Bill Gates once gave up all TV and music in an attempt to improve his focus. Now he meditates instead.
In a recent blog post discussing his favorite books of the year, Gates said that both he and his wife Melinda enjoy sitting down to meditate — but on comfortable chairs instead of floor mats.
"There's no way I could do the lotus position," he said.
The Microsoft founder was first inspired to meditate after discovering Headspace, an app that offers guided practices, animations, articles, and videos.
The app's co-founder, Andy Puddicombe, recently authored one of Gates' favorite new titles: The Headspace Guide to Meditation and Mindfulness.

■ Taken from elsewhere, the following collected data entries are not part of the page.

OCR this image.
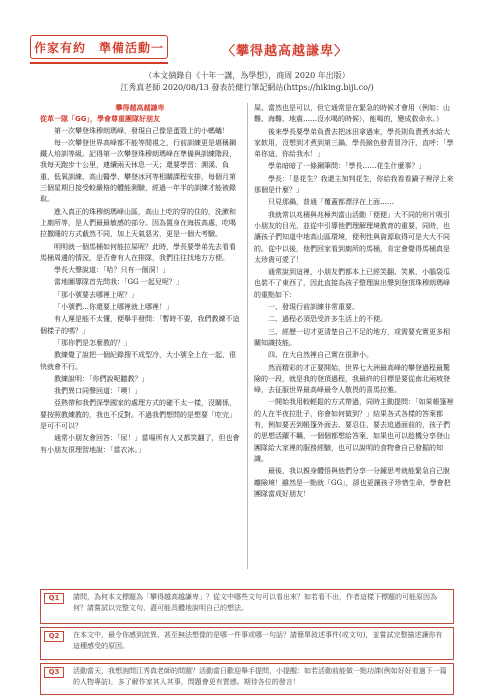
作家有約　準備活動一	〈攀得越高越謙卑〉
（本文摘錄自《十年一講，為學想》，商周 2020 年出版）
江秀真老師 2020/08/13 發表於健行筆記網站(https://hiking.biji.co/)
攀得越高越謙卑
從革一隊「GG」，學會尊重團隊好朋友

第一次攀登珠穆朗瑪峰，發現自己像是蛋殼上的小螞蟻！

每一次攀登世界高峰都不能等閒視之，行前訓練更是堪稱鋼鐵人培訓等級。記得第一次攀登珠穆朗瑪峰在準備與訓練階段，我每天跑步十公里，連續兩天休息一天；還要學習：溯溪、負重、低氧訓練、高山醫學、攀登冰河等相關課程安排，每個月第三個星期日接受較嚴格的體能測驗，經過一年半的訓練才能被錄取。

進入真正的珠穆朗瑪峰山區，高山上吃的穿的住的，洗漱和上廁所等，是人們最最敏感的部分。因為置身在海拔高處，吃喝拉撒睡的方式截然不同，加上天氣惡劣，更是一個大考驗。

明明就一個馬桶如何能拉屎呢？此時，學長要學弟先去看看馬桶周邊的情況，是否會有人在排隊，我們往往找地方方便。

學長大聲說道：「哈？只有一個洞！」

當地圖導隊首先問我：「GG 一起兒呢？」

「那小號要去哪裡上呢？」

「小號們…你還要上哪裡就上哪裡！」

有人遲是能不太懂，便舉手發問：「暫時不要，我們教練不這個樣子的嗎？」

「那你們是怎麼教的？」

教練覺了說把一個紀錄搜不成型冷，大小號全上在一起，很快就會不行。

教練說明：「你們說呢聽教？」

我們異口同聲回道：「噢！」

亞熱帶和我們深學國家的處理方式的確不太一樣，沒關係，要按照教練教的，我也不反對。不過我們想問的是想要「吃完」是可不可以？

通常小朋友會回答：「尿！」當場所有人又都笑翻了，但也會有小朋友很理智地說：「當衣冰。」

屎、當然也是可以，但它通常是在緊急的時候才會用（例如：山難、海難、地震……沒水喝的時候），能喝的，變成救命水。）

後來學長要學弟負責去把冰田拿過來，學長則負責煮水給大家飲用，沒想到才煮到第三鍋，學長臉色發青冒冷汗，直呼：「學弟你這，你給我水！」

學弟暗暗了一條鋼筆問：「學長……花生什麼事？」

學長：「是花生？我還主加判花生，你給我看看鍋子裡浮上來那個是什麼？」

只見那鍋，普通「覆蓋都漂浮在上面……

我就常以兆積與兆極判當山活動「便便」大不同的形片吸引小朋友的目光，並從中引導他們理解理境教育的重要，同時，也讓孩子們知道中地高山區環境，便利性與資源取得可是大大不同的。從中以後，他們回家看到廁所的馬桶，肯定會覺得馬桶真是太珍貴可愛了！

通常說到這裡，小朋友們都本上已經笑翻、笑累，小腦袋瓜也裝不了東西了，因此直接為孩子整理說出聲到登頂珠穆朗瑪峰的重點如下：

一、發現行前訓練非常重要。

二、過程必須恐受許多生活上的不便。

三、經歷一切才更清楚自己不足的地方，或需要充實更多相關知識技能。

四、在大自然裡自己實在很渺小。

然而精彩的才正要開始，世界七大洲最高峰的攀登過程最驚險的一段，就是我的登頂過程，我最終的目標是要從南北兩坡登峰，去征服世界最高峰最令人敬畏的喜馬拉雅。

一開始我用較輕鬆的方式帶過，同時主動提問：「如果帳篷裡的人在半夜拉肚子，你會如何做到？」結果各式各樣的答案都有，例如要丟到帳篷外面去、要忍住、要去追過面前的，孩子們的思想活躍不羈，一個個都想給答案，如果也可以趁機分享登山團隊給大家裡的服務經驗，也可以說明的食物會自己發掘的知識。

最後，我以親身體悟與他們分享一分鐘思考就能緊急自己脫離險境！雖然是一點就「GG」，卻也更讓孩子珍惜生命，學會把團隊當成好朋友！

Q1	請問，為何本文標題為「攀得越高越謙卑」？從文中哪些文句可以看出來？如若看不出，作者這樣下標題的可能原因為何？請嘗試以完整文句、盡可能具體地說明自己的想法。
Q2	在本文中，最令你感到詫異、甚至無法想像的是哪一件事或哪一句話？請簡單敘述事件(或文句)，並嘗試完整描述讓你有這種感受的原因。
Q3	活動當天，我想詢問江秀真老師的問題？活動當日歡迎舉手提問，小提醒：如若活動前能做一點功課(例如好好看過下一篇的人物專訪)，多了解作家其人其事，問題會更有質感。期待各位的發言！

Puddicombe is an ordained Buddhist monk, who left the monastic life to become a circus clown in London. While there, he taught meditation exercises to people with severe anxiety. His experience prompted him to co-found an app that would bring meditation to the entire world — including Gates.
After years of dismissing meditation as "a woo-woo thing tied somehow to reincarnation," Gates began to recognize the legitimacy of the practice.
He called up Puddicombe and asked him to spend a day and a half at the Gates household, where Bill, Melinda, and their children learned many of the same exercises found on the Headspace app.
These days, Gates meditates two or three times a week, with each session lasting about ten minutes.
"For me, it has nothing to do with faith or mysticism," he wrote. "It's about taking a few minutes out of my day, learning how to pay attention to the thoughts in my head, and gaining a little bit of distance from them."
There's research to back this up. Numerous studies have suggested that meditation can lower stress and improve focus. The practice has also been linked to sharper memories, decreased blood pressure, and higher relationship satisfaction.
Though Gates isn't sure it would have changed his early days at Microsoft, he said meditation is much-needed now that he has three children and a vast scope of professional and personal endeavors.
"I now see that meditation is simply exercise for the mind, similar to the way we exercise our muscles when we play sports," he wrote."I like what I'm getting from my ten minutes every few days."